By Tessa Raebeck
Using the images of house and home to convey not comfort but impermanence, subversion and abstraction, veteran artist Jennifer Bartlett has continually revisited the theme—and the contradictions therein—over her 40-plus year career.
In “Jennifer Bartlett: History of the Universe,” the Parrish Art Museum presents Ms. Bartlett’s work, from 1970 through 2011, in three galleries of massive enamel steel plates and colorful paintings, on view now through July 13.
“It explores the symbolism and themes that she works with over time, centering on the home and house and the relationships she has with her friends, motifs she explores routinely throughout her work,” Curatorial Assistant Michael Pintauro said of the exhibition.
Originally from Long Beach, California, Ms. Bartlett emerged in the mid-1970s and quickly earned commercial success and critical acclaim for her work, which combines figurative and abstract art. The artist often melds together deep blues and greens in her paintings, delineated by harsh lines, panels and grids.
Ms. Bartlett first used the house image in “House Piece” in 1970, and the hearth has been a recurring theme in her work ever since.
“A house is basically a square and a triangle within a rectangle,” Ms. Bartlett observed in a conversation with Leisa Austin from the publication, “Jennifer Bartlett: Earth.” “It shows a human presence but it is totally abstract.”
In “237 Lafayette Street,” the title representative of Ms. Bartlett’s address in 1978 when the painting was completed, the traditional home image is distorted across three panels, representing the impermanence of a house. The geometric blocks remain the same, but the colors and designs surrounding it transform from muted to chaotic.
Ms. Bartlett’s friend Joan Didion, a writer and fellow Californian, said this notion of a chaotic “sense of place” stems from coming of age in the Golden State, where “children grow up aware that any extraordinary morning their house could slip its foundations in an earthquake, implode in a brushfire, [or] slide from existence on a suddenly unstable slope,” the author write in an introduction to “Jennifer Bartlett: Earth.”
Ms. Bartlett has been spending time at a cottage in Amagansett since the early 1990s, where, like many artists before her, she has enjoyed the natural inspiration of the many landscapes on the East End.
A massive piece on view at the Parrish, “Atlantic Ocean” is made of enamel laid over a silkscreen grid on 224 baked enamel steel plates. Completed in 1984, the work is obviously locally inspired, with off-white frothy waves melding into deep blue waters, a dune-lined island in the background.
Also a multi-plate work, “Amagansett Diptych #1,” oil on two canvases made from 2007 to 2008, was just gifted to the Parrish’s permanent collection in April. Promised by Michael Forman and Jennifer Rice, it will add another Bartlett work to the permanent collection.
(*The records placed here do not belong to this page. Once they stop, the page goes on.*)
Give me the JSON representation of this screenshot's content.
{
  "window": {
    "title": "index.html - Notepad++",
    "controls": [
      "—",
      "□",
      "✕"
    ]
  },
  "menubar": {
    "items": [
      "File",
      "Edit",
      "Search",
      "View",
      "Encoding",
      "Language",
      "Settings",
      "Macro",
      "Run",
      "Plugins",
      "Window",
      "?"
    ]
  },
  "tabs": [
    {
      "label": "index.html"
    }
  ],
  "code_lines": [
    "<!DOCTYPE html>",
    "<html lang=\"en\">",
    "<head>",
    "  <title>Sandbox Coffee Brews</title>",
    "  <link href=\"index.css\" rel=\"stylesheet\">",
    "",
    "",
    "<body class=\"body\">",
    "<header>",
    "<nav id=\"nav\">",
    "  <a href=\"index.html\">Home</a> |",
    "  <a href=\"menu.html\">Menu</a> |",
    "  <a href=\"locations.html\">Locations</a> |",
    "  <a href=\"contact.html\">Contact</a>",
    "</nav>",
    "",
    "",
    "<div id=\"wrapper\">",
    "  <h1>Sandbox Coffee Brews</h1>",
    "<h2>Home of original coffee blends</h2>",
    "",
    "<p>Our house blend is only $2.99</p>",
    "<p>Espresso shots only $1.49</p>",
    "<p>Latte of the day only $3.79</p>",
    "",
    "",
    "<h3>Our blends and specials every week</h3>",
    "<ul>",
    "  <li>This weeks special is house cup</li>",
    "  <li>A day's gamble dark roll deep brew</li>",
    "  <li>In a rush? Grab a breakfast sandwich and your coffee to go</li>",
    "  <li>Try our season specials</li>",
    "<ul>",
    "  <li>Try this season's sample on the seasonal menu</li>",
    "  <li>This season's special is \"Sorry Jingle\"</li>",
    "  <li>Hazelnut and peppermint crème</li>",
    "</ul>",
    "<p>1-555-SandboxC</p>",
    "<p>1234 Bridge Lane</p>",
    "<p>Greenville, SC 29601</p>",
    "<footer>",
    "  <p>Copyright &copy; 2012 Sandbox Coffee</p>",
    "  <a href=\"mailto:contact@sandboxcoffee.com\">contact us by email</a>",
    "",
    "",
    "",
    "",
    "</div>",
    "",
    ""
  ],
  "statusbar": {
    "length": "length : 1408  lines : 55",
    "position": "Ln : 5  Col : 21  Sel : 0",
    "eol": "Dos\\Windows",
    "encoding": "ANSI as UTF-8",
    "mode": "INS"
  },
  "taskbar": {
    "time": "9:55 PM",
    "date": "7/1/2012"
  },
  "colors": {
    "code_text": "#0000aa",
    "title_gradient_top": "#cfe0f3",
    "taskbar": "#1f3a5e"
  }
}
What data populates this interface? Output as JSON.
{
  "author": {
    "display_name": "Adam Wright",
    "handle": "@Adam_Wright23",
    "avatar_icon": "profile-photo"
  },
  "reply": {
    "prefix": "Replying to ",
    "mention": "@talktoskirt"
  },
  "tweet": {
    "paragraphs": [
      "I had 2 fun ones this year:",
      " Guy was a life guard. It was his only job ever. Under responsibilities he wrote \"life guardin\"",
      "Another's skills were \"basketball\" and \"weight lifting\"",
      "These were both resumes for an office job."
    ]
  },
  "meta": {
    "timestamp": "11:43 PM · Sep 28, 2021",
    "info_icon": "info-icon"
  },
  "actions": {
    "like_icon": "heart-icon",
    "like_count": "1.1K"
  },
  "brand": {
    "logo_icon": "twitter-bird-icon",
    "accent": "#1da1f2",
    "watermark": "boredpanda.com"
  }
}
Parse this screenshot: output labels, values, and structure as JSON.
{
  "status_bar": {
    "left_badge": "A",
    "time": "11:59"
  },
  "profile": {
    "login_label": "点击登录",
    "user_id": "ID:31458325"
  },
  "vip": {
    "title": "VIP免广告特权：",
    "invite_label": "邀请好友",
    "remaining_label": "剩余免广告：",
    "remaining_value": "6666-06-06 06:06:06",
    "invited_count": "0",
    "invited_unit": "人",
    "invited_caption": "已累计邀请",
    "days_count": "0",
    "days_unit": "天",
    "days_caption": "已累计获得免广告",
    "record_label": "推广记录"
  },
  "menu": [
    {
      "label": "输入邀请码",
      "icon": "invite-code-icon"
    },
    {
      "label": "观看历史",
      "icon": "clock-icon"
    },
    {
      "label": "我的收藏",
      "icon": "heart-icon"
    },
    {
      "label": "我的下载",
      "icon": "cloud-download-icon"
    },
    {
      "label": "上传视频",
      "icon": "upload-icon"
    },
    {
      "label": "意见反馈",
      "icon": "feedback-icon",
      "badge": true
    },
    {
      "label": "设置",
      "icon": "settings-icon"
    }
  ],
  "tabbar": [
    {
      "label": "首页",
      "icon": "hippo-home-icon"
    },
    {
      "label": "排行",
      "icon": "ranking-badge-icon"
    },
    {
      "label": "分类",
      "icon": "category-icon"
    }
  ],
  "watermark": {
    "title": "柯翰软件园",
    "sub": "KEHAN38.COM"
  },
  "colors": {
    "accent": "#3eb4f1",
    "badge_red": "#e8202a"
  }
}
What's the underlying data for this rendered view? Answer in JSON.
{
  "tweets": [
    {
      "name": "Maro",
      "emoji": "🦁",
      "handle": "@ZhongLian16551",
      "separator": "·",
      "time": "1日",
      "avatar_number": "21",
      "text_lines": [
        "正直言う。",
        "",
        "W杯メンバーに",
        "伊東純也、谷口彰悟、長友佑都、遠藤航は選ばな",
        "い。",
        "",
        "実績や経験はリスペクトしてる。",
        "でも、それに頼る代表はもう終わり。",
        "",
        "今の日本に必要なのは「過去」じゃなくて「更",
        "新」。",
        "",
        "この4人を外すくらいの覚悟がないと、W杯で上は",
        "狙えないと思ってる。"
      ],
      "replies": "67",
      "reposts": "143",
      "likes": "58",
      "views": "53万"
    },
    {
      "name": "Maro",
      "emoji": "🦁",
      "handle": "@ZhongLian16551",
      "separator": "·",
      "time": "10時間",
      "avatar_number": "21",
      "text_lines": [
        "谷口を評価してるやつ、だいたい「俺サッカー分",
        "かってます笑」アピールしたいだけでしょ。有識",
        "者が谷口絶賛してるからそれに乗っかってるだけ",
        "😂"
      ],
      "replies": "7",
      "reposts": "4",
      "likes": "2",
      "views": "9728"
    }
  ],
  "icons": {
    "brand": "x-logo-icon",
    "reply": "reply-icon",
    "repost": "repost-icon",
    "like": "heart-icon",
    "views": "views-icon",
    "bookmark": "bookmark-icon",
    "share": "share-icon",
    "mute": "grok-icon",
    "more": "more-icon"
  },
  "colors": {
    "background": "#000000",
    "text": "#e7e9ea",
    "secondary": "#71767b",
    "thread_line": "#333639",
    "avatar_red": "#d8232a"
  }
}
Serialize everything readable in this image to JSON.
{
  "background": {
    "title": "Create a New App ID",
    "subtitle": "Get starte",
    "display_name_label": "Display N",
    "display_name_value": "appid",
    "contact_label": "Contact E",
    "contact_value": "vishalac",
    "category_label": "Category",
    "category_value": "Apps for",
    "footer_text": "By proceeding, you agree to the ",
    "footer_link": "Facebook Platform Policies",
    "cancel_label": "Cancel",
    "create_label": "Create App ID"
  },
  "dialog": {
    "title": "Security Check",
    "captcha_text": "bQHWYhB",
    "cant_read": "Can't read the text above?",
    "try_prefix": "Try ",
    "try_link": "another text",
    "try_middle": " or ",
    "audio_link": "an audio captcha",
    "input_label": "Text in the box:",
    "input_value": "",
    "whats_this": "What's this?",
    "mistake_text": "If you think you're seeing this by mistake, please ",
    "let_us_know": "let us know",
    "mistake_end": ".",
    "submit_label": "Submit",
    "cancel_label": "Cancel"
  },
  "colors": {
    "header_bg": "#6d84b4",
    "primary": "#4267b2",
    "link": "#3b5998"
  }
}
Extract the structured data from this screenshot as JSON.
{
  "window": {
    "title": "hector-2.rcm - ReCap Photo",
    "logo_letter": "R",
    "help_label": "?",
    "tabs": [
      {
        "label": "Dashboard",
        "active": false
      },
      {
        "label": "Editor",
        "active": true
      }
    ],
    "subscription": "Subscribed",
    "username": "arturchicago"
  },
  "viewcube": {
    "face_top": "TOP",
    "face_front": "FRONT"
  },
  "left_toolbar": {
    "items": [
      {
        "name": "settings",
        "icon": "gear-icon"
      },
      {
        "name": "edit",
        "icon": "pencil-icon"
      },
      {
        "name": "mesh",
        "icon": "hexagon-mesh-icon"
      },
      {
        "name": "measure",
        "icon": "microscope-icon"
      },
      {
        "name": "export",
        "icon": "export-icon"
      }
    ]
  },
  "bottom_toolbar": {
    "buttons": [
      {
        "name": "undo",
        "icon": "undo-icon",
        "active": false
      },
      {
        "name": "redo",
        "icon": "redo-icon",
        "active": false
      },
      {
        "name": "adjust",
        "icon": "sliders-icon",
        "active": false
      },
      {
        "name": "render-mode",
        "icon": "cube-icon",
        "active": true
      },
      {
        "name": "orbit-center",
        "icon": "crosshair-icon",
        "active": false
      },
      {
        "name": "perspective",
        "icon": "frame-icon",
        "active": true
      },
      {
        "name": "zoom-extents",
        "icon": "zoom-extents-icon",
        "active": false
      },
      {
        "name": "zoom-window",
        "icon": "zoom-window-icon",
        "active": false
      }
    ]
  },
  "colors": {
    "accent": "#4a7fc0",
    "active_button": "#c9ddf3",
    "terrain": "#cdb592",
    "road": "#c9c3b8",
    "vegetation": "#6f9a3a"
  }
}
In both “Atlantic Ocean” and “Amagansett Diptych #1,” Ms. Bartlett used “graining brushes” resulting in an effect that Curator Klaus Ottman described as a “lush sensuality that still manages to meet her desire for grids and order.”
Made between 1991 and 1992, the series “Air: 24 Hours” has 24 paintings at 84 by 84 inches each, each representing an hour of Ms. Bartlett’s day. In “Eleven P.M.” on view at the Parrish, a cluster of handwritten notes and a pile of loose change converge sloppily on top of a desk in a scene evoking the stress of late night planning. Underneath the colors and haphazard scene is Ms. Bartlett’s familiar grid motif, constructing a sense of order after all.
Created in her Amagansett home in 2005 and 2006, “No One is Home” and “Something is Wrong,” paintings overwritten by the words in their titles, further demonstrate Ms. Bartlett’s distrust of the home as a place of undisturbed sanctity and refuge.